Volodymyr Baienko, the CEO of FC Kryvbas.
‘While others have hesitated we’re moving forward, because we’ve got ambitious targets.’ Volodymyr Baienko, the CEO of FC Kryvbas. Photograph: Vudi Xhymshiti/The Guardian

“Look around, look at everyone working,” he motions, wearing a sharp white shirt and looking every inch the urbane young executive. Tractors carry gravel to one of several areas of the complex that are being renovated; young players train on a faraway pitch; administrative staff in red shirts scurry around. “When people are working they are reassured that all will be well.

“Some people say that because of war you can’t work or plan. But my opinion is that, despite its horrors, the war can be viewed as a chance. While others have hesitated we’re moving forward, because we’ve got ambitious targets. And when Ukraine has won the war, we will be ahead of everyone.”

Kryvbas are, to all intents and purposes, a successor to the old Kryvbas club that went bankrupt in 2013 and twice played in the Uefa Cup. They always played to big, baying crowds, by the standard of Ukraine’s regions. In 2020, they were renamed from Hirnik Kryvyi Rih, a short-lived successor, upon an instruction personally made by Zelenskiy. When they played FC Cherkaschnya in their first game under the old name a year ago, Zelenskiy was there to kick the first ball; the club were promoted to the top flight and feel slick, driven, purposeful.

The coup of Vernydub’s arrival demonstrates that and so does the fact players such as the Croatian defender Dragan Lovric have been happy to return for the new campaign. Lovric, injured while his teammates were in Turkey, saw bombs fall near Kryvyi Rih in February and had to spend 50 hours driving back home to Split, but knew he would be back at the first opportunity.

“Some others from my country have offers from this club but they don’t believe me, they think I’m a little crazy and can’t believe it is virtually normal life here,” he says. “I tell them to come; I think it’s safe, even though nobody knows what’s coming next.

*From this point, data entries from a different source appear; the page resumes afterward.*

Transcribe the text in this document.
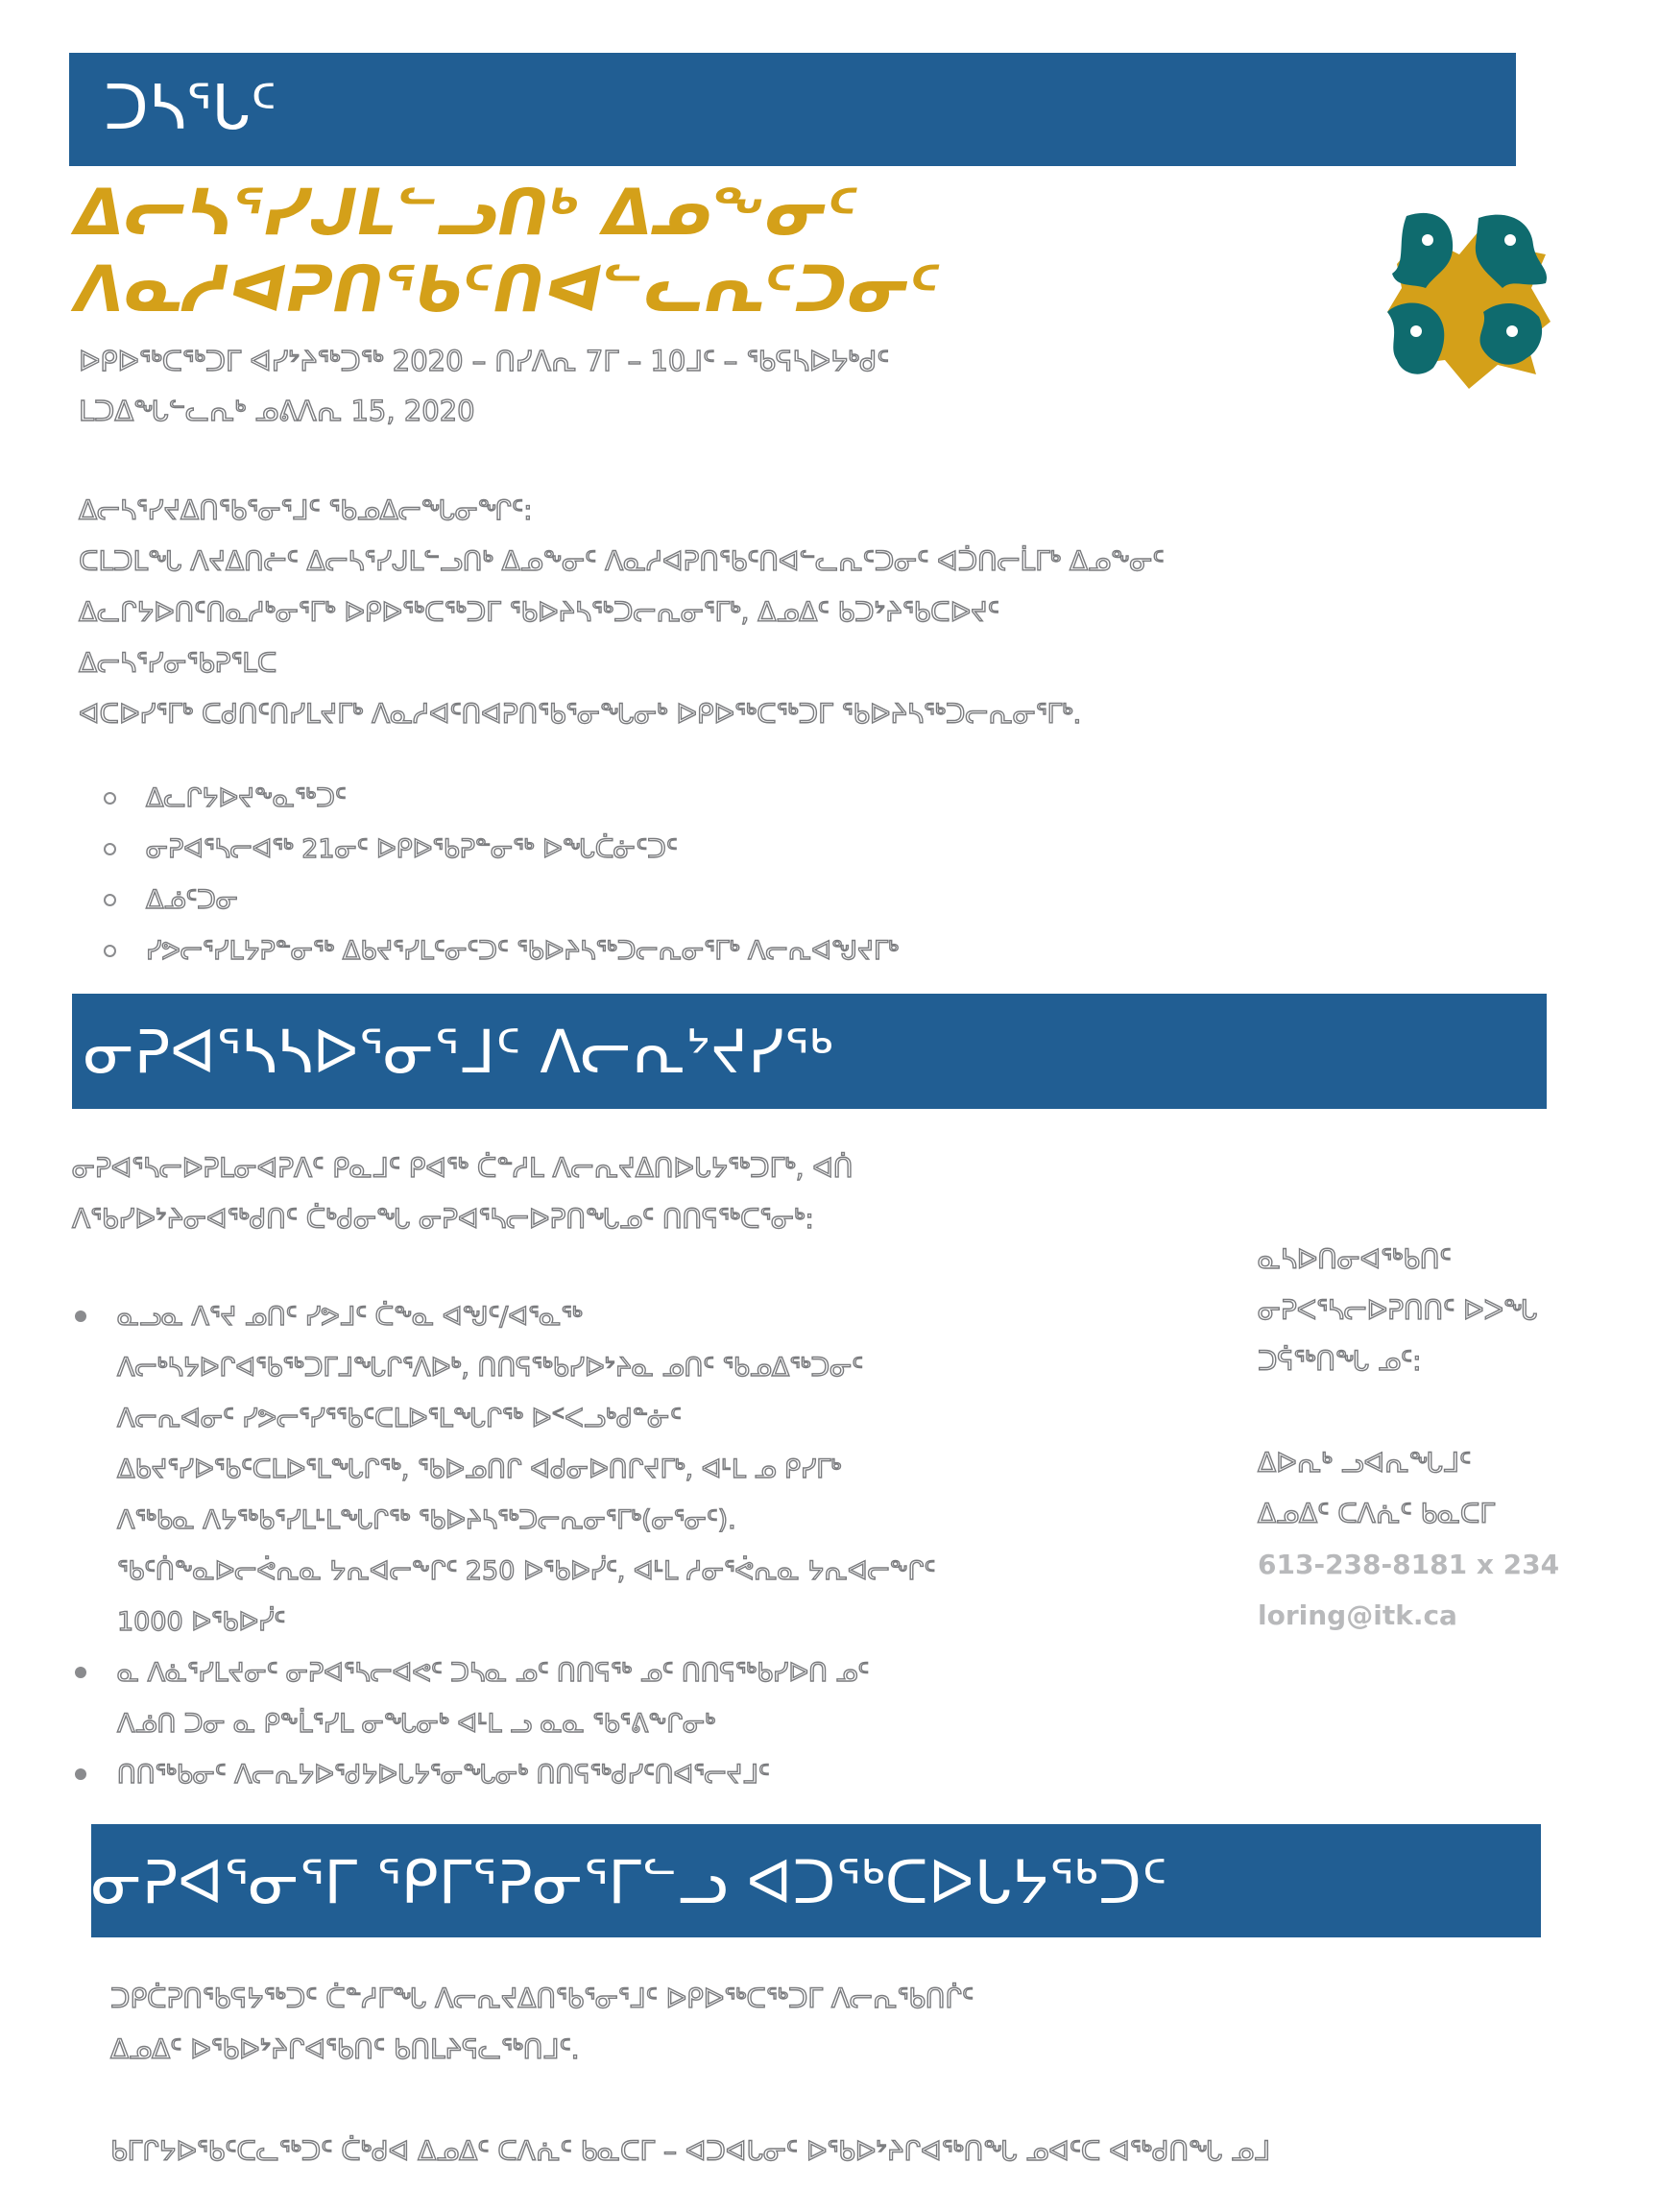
ᑐᓴᕐᒐᑦ
ᐃᓕᓴᕐᓯᒍᒪᓪᓗᑎᒃ ᐃᓄᖕᓂᑦ
ᐱᓇᓱᐊᕈᑎᖃᑦᑎᐊᓪᓚᕆᑦᑐᓂᑦ
ᐅᑭᐅᖅᑕᖅᑐᒥ ᐊᓯᔾᔨᖅᑐᖅ 2020 – ᑎᓯᐱᕆ 7ᒥ – 10ᒧᑦ – ᖃᕋᓴᐅᔭᒃᑯᑦ
ᒪᑐᐃᖓᓪᓚᕆᒃ ᓄᕕᐱᕆ 15, 2020
ᐃᓕᓴᕐᓯᔪᐃᑎᖃᕐᓂᕐᒧᑦ ᖃᓄᐃᓕᖓᓂᖏᑦ:
ᑕᒪᑐᒪᖓ ᐱᔪᐃᑎᓖᑦ ᐃᓕᓴᕐᓯᒍᒪᓪᓗᑎᒃ ᐃᓄᖕᓂᑦ ᐱᓇᓱᐊᕈᑎᖃᑦᑎᐊᓪᓚᕆᑦᑐᓂᑦ ᐊᑑᑎᓕᒫᒥᒃ ᐃᓄᖕᓂᑦ
ᐃᓚᒋᔭᐅᑎᑦᑎᓇᓱᒃᓂᕐᒥᒃ ᐅᑭᐅᖅᑕᖅᑐᒥ ᖃᐅᔨᓴᖅᑐᓕᕆᓂᕐᒥᒃ, ᐃᓄᐃᑦ ᑲᑐᔾᔨᖃᑕᐅᔪᑦ
ᐃᓕᓴᕐᓯᓂᖃᕈᕐᒪᑕ
ᐊᑕᐅᓯᕐᒥᒃ ᑕᑯᑎᑦᑎᓯᒪᔪᒥᒃ ᐱᓇᓱᐊᑦᑎᐊᕈᑎᖃᕐᓂᖓᓂᒃ ᐅᑭᐅᖅᑕᖅᑐᒥ ᖃᐅᔨᓴᖅᑐᓕᕆᓂᕐᒥᒃ.
ᐃᓚᒋᔭᐅᔪᖕᓇᖅᑐᑦ
ᓂᕈᐊᕐᓴᓕᐊᖅ 21ᓂᑦ ᐅᑭᐅᖃᕈᓐᓂᖅ ᐅᖓᑖᓃᑦᑐᑦ
ᐃᓅᑦᑐᓂ
ᓯᕗᓕᕐᓯᒪᔭᕈᓐᓂᖅ ᐃᑲᔪᕐᓯᒪᑦᓂᑦᑐᑦ ᖃᐅᔨᓴᖅᑐᓕᕆᓂᕐᒥᒃ ᐱᓕᕆᐊᖑᔪᒥᒃ
ᓂᕈᐊᕐᓴᓴᐅᕐᓂᕐᒧᑦ ᐱᓕᕆᔾᔪᓯᖅ
ᓂᕈᐊᕐᓴᓕᐅᕈᒪᓂᐊᕈᐱᑦ ᑭᓇᒧᑦ ᑭᐊᖅ ᑖᓐᓱᒪ ᐱᓕᕆᔪᐃᑎᐅᒐᔭᖅᑐᒥᒃ, ᐊᑏ
ᐱᖃᓯᐅᔾᔨᓂᐊᖅᑯᑎᑦ ᑖᒃᑯᓂᖓ ᓂᕈᐊᕐᓴᓕᐅᕈᑎᖓᓄᑦ ᑎᑎᕋᖅᑕᕐᓂᒃ:
ᓇᓗᓇ ᐱᕐᔪ ᓄᑎᑦ ᓯᕗᒧᑦ ᑖᖕᓇ ᐊᖑᑦ/ᐊᕐᓇᖅ
ᐱᓕᒃᓴᔭᐅᒋᐊᖃᖅᑐᒥᒧᖓᒋᕐᐱᐅᒃ, ᑎᑎᕋᖅᑲᓯᐅᔾᔨᓇ ᓄᑎᑦ ᖃᓄᐃᖅᑐᓂᑦ
ᐱᓕᕆᐊᓂᑦ ᓯᕗᓕᕐᓯᕐᖃᑦᑕᒪᐅᕐᒪᖓᒋᖅ ᐅᑉᐸᓗᒃᑯᓐᓃᑦ
ᐃᑲᔪᕐᓯᐅᖃᑦᑕᒪᐅᕐᒪᖓᒋᖅ, ᖃᐅᓄᑎᒋ ᐊᑯᓂᐅᑎᒋᔪᒥᒃ, ᐊᒻᒪ ᓄ ᑭᓯᒥᒃ
ᐱᖅᑲᓇ ᐱᔭᖅᑲᕐᓯᒪᒻᒪᖓᒋᖅ ᖃᐅᔨᓴᖅᑐᓕᕆᓂᕐᒥᒃ(ᓂᕐᓂᑦ).
ᖃᑦᑏᖕᓇᐅᓕᕚᕆᓇ ᔭᕆᐊᓕᖕᒋᑦ 250 ᐅᖃᐅᓰᑦ, ᐊᒻᒪ ᓱᓂᕐᕚᕆᓇ ᔭᕆᐊᓕᖕᒋᑦ
1000 ᐅᖃᐅᓰᑦ
ᓇ ᐱᓈᕐᓯᒪᔪᓂᑦ ᓂᕈᐊᕐᓴᓕᐊᕙᑦ ᑐᓴᓇ ᓄᑦ ᑎᑎᕋᖅ ᓄᑦ ᑎᑎᕋᖅᑲᓯᐅᑎ ᓄᑦ
ᐱᓅᑎ ᑐᓂ ᓇ ᑭᖕᒫᕐᓯᒪ ᓂᖓᓂᒃ ᐊᒻᒪ ᓗ ᓇᓇ ᖃᕐᕕᖕᒋᓂᒃ
ᑎᑎᖅᑲᓂᑦ ᐱᓕᕆᔭᐅᕐᑯᔭᐅᒐᔭᕐᓂᖓᓂᒃ ᑎᑎᕋᖅᑯᓯᑦᑎᐊᕐᓕᔪᒧᑦ
ᓇᓴᐅᑎᓂᐊᖅᑲᑎᑦ
ᓂᕈᐸᕐᓴᓕᐅᕈᑎᑎᑦ ᐅᐳᖓ
ᑐᕌᖅᑎᖓ ᓄᑦ:
ᐃᐅᕆᒃ ᓗᐊᕆᖓᒧᑦ
ᐃᓄᐃᑦ ᑕᐱᕇᑦ ᑲᓇᑕᒥ
613-238-8181 x 234
loring@itk.ca
ᓂᕈᐊᕐᓂᕐᒥ ᕿᒥᕐᕈᓂᕐᒥᓪᓗ ᐊᑐᖅᑕᐅᒐᔭᖅᑐᑦ
ᑐᑭᑖᕈᑎᖃᕋᔭᖅᑐᑦ ᑖᓐᓱᒥᖓ ᐱᓕᕆᔪᐃᑎᖃᕐᓂᕐᒧᑦ ᐅᑭᐅᖅᑕᖅᑐᒥ ᐱᓕᕆᖃᑎᒌᑦ
ᐃᓄᐃᑦ ᐅᖃᐅᔾᔨᒋᐊᖃᑎᑦ ᑲᑎᒪᔨᕋᓚᖅᑎᒧᑦ.
ᑲᒥᒋᔭᐅᖃᑦᑕᓚᖅᑐᑦ ᑖᒃᑯᐊ ᐃᓄᐃᑦ ᑕᐱᕇᑦ ᑲᓇᑕᒥ – ᐊᑐᐊᒐᓂᑦ ᐅᖃᐅᔾᔨᒋᐊᖅᑎᖓ ᓄᐊᑦᑕ ᐊᖅᑯᑎᖓ ᓄᒧ
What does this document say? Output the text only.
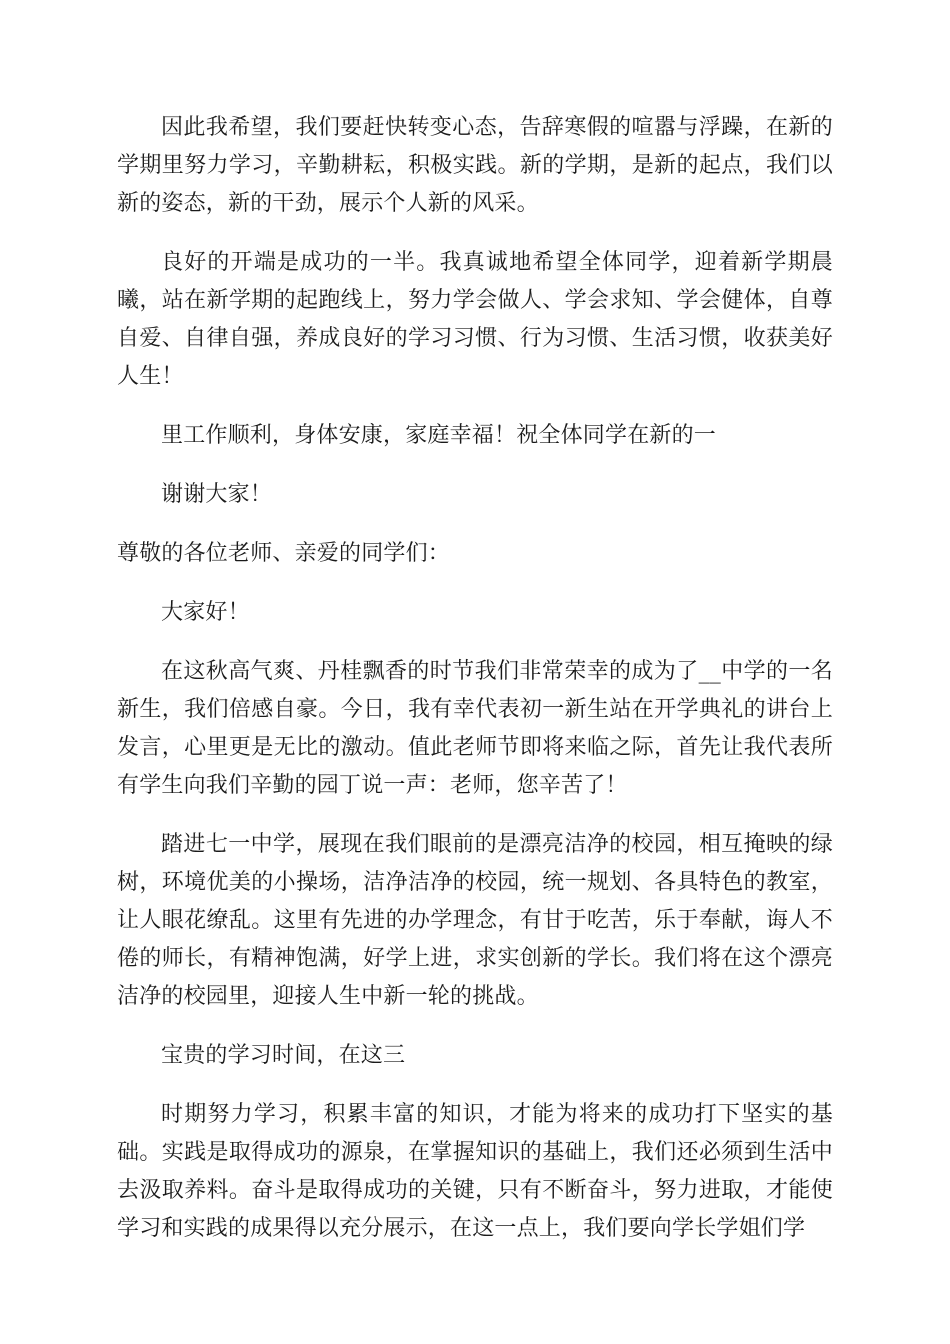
因此我希望，我们要赶快转变心态，告辞寒假的喧嚣与浮躁，在新的学期里努力学习，辛勤耕耘，积极实践。新的学期，是新的起点，我们以新的姿态，新的干劲，展示个人新的风采。

良好的开端是成功的一半。我真诚地希望全体同学，迎着新学期晨曦，站在新学期的起跑线上，努力学会做人、学会求知、学会健体，自尊自爱、自律自强，养成良好的学习习惯、行为习惯、生活习惯，收获美好人生！

里工作顺利，身体安康，家庭幸福！祝全体同学在新的一

谢谢大家！

尊敬的各位老师、亲爱的同学们：

大家好！

在这秋高气爽、丹桂飘香的时节我们非常荣幸的成为了__中学的一名新生，我们倍感自豪。今日，我有幸代表初一新生站在开学典礼的讲台上发言，心里更是无比的激动。值此老师节即将来临之际，首先让我代表所有学生向我们辛勤的园丁说一声：老师，您辛苦了！

踏进七一中学，展现在我们眼前的是漂亮洁净的校园，相互掩映的绿树，环境优美的小操场，洁净洁净的校园，统一规划、各具特色的教室，让人眼花缭乱。这里有先进的办学理念，有甘于吃苦，乐于奉献，诲人不倦的师长，有精神饱满，好学上进，求实创新的学长。我们将在这个漂亮洁净的校园里，迎接人生中新一轮的挑战。

宝贵的学习时间，在这三

时期努力学习，积累丰富的知识，才能为将来的成功打下坚实的基础。实践是取得成功的源泉，在掌握知识的基础上，我们还必须到生活中去汲取养料。奋斗是取得成功的关键，只有不断奋斗，努力进取，才能使学习和实践的成果得以充分展示，在这一点上，我们要向学长学姐们学
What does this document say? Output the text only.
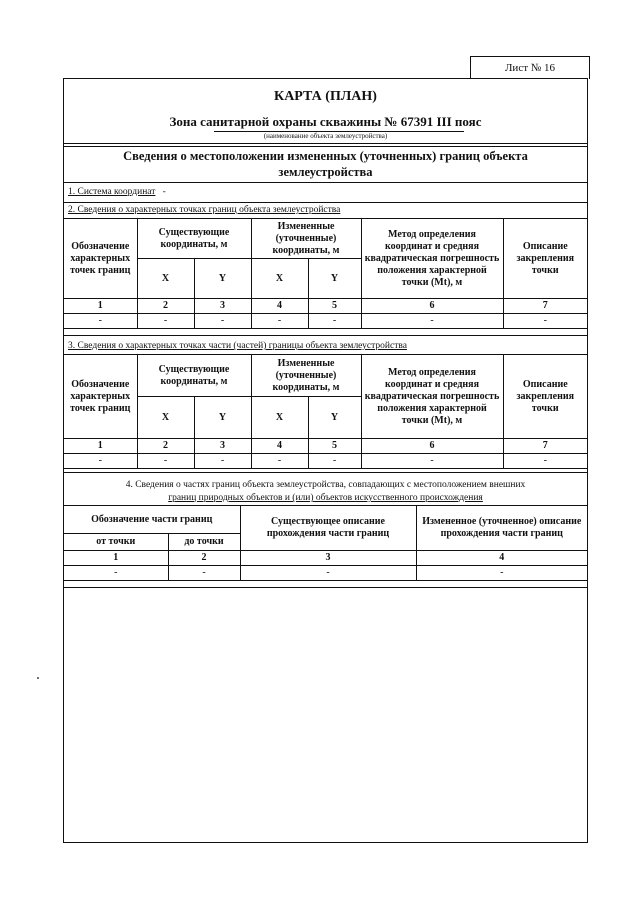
Лист № 16
КАРТА (ПЛАН)
Зона санитарной охраны скважины № 67391 III пояс
(наименование объекта землеустройства)
Сведения о местоположении измененных (уточненных) границ объекта
землеустройства
1. Система координат -
2. Сведения о характерных точках границ объекта землеустройства
Обозначение характерных точек границ	Существующие координаты, м		Измененные (уточненные) координаты, м		Метод определения координат и средняя квадратическая погрешность положения характерной точки (Mt), м	Описание закрепления точки
	X	Y	X	Y		
1	2	3	4	5	6	7
-	-	-	-	-	-	-
3. Сведения о характерных точках части (частей) границы объекта землеустройства
Обозначение характерных точек границ	Существующие координаты, м		Измененные (уточненные) координаты, м		Метод определения координат и средняя квадратическая погрешность положения характерной точки (Mt), м	Описание закрепления точки
	X	Y	X	Y		
1	2	3	4	5	6	7
-	-	-	-	-	-	-
4. Сведения о частях границ объекта землеустройства, совпадающих с местоположением внешних
границ природных объектов и (или) объектов искусственного происхождения
Обозначение части границ		Существующее описание прохождения части границ	Измененное (уточненное) описание прохождения части границ
от точки	до точки		
1	2	3	4
-	-	-	-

“I think people here were surprised to see me return, but we see hope here. Nobody believed we could be in a footballing situation so soon but we want to show the world we are not afraid.”

Lovric hopes Kryvbas will be allowed to play home games in Kryvyi Rih; it could happen soon, perhaps as early as next month. Iron will pays no deference to danger, on the football field or elsewhere.

“From the very first days of war I knew Ukraine will not lose,” Baienko says. “I witnessed the war in Donetsk when it began in 2014, and I know the Ukrainians are unbreakable people. We are building our mentality, building our history.”

High above him, those steel pully wheels keep inching round and round. Life moves on; the mines keep working; against the odds, football is returning.